TV Gopalkrishnan, whose topic was Nada Yoga, focussed on Tyagaraja's compositions extolling this science, and also regaled the listeners by singing some of the great composer's kritis on this subject. Suneera Kasliwal spoke on the relationship of Indian music and especially the veena to Saraswati, the Hindu goddess of learning, and pointed out that music is a universal language of the soul and a vehicle to attain liberation. She illustrated her talk with recordings of two great but rare artists of theh twentieth century, Nikhil Banerjee and Ali Akbar Khan, whose music crosses all barriers of personality, language, creed, etc., and unites the listener with the artist in a common quest. Deepti Balla Omcherry's lecture demonstration emphasized the aspect of Devi worship in music, and highlighted the compositions of great Devi upasakas such as Shyama Sastri, Mutuswami Dikshitar and others, who attained great spiritual heights thanks to their devotion to the Divine Mother through the medium of their music. While all these speakers and musicians stressed on the devotional, theological aspect of spirituality, Manjari Sinha made a very important point when she stated that spirituality is not to be equated with religion at all.
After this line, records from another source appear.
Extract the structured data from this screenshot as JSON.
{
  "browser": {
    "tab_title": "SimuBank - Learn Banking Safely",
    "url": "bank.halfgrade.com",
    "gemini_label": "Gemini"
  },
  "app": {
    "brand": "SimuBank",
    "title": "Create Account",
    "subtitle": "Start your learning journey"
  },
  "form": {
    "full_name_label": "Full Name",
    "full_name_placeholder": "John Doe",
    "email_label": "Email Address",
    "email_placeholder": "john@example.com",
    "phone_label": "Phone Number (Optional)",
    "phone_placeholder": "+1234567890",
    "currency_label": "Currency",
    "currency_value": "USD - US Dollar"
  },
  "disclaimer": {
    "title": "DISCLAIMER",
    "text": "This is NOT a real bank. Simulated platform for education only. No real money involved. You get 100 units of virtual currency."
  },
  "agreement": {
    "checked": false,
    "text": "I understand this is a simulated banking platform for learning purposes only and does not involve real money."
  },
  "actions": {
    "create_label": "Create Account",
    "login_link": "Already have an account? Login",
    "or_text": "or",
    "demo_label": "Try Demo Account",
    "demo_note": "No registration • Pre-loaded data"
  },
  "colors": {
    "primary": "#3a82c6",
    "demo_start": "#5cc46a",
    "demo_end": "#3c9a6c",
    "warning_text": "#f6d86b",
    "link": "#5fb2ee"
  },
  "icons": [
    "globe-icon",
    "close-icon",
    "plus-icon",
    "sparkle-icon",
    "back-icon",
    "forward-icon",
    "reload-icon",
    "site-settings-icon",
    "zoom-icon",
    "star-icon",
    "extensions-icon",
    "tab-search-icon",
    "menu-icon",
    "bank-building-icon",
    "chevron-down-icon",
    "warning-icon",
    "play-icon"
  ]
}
Speaking in Hindi, she pointed out that spiritual, or adhyaatmic, is not the same as religious, or dhaarmic.

In fact, spirituality is the vehicle by which a person tries to cross beyond the bounds of religious rituals, dogma, etc., and Indian music is a mirror of the essentially spiritual nature of our culture. In a well presented paper, she illustrated the basic tenets upon which Indian philosophy is based, and which therefore lie at the basis of Indian music. In a highly analytical and clearly structured presentation, Dr. SK Saksena enumerated both the religious and secular definitions of the word spiritual. He also pragmatically pointed out that Hindustani music today though mostly not spiritual in the commonly understood sense, is still of a good standard, and is intellectual, which is one of the secualar meanings of the word. Though there is no sense in insisting that all music is spiritual, he explained some factors that make a musical composition, when being presented live to an audience, a spiritual experience. These include an exalted and enobling text, sung in the proper way. By proper way, he meant fluid and soft rather than aggressive, sung at a medium pace, neither too slow and lethargic, nor too fast. The words should be correctly sung and not distorted for the sake of a tune, otherwise the meaning is 'butchered.' The most essential factor is that the singer should be lost in the contemplation of the music, and the audience will be 'infected' by this in a positive way. By contemplation he meant not only of the meaning but also the aesthetic experience, and the forgetting of the personal self. This kind of spiritual experience could be initiated by a totally unlettered artist, and Dr Saksena gave the example of a tabla player he had heard once. Dr. N Kochupillai a senior medical practitioner at the All India Institute of Medical Sciences (AIIMS), in a sense brought the two streams of thought together when he spoke neither as a musician, nor as a connoisseur or bhakta, but as an ordinary person who had been helped to tide over the troubles of temporal life by the power of music. The two day seminar organized by Swaralaya was highly thought provoking and appreciated by the audience, most of whom faithfully attended all the sessions including the evening concerts.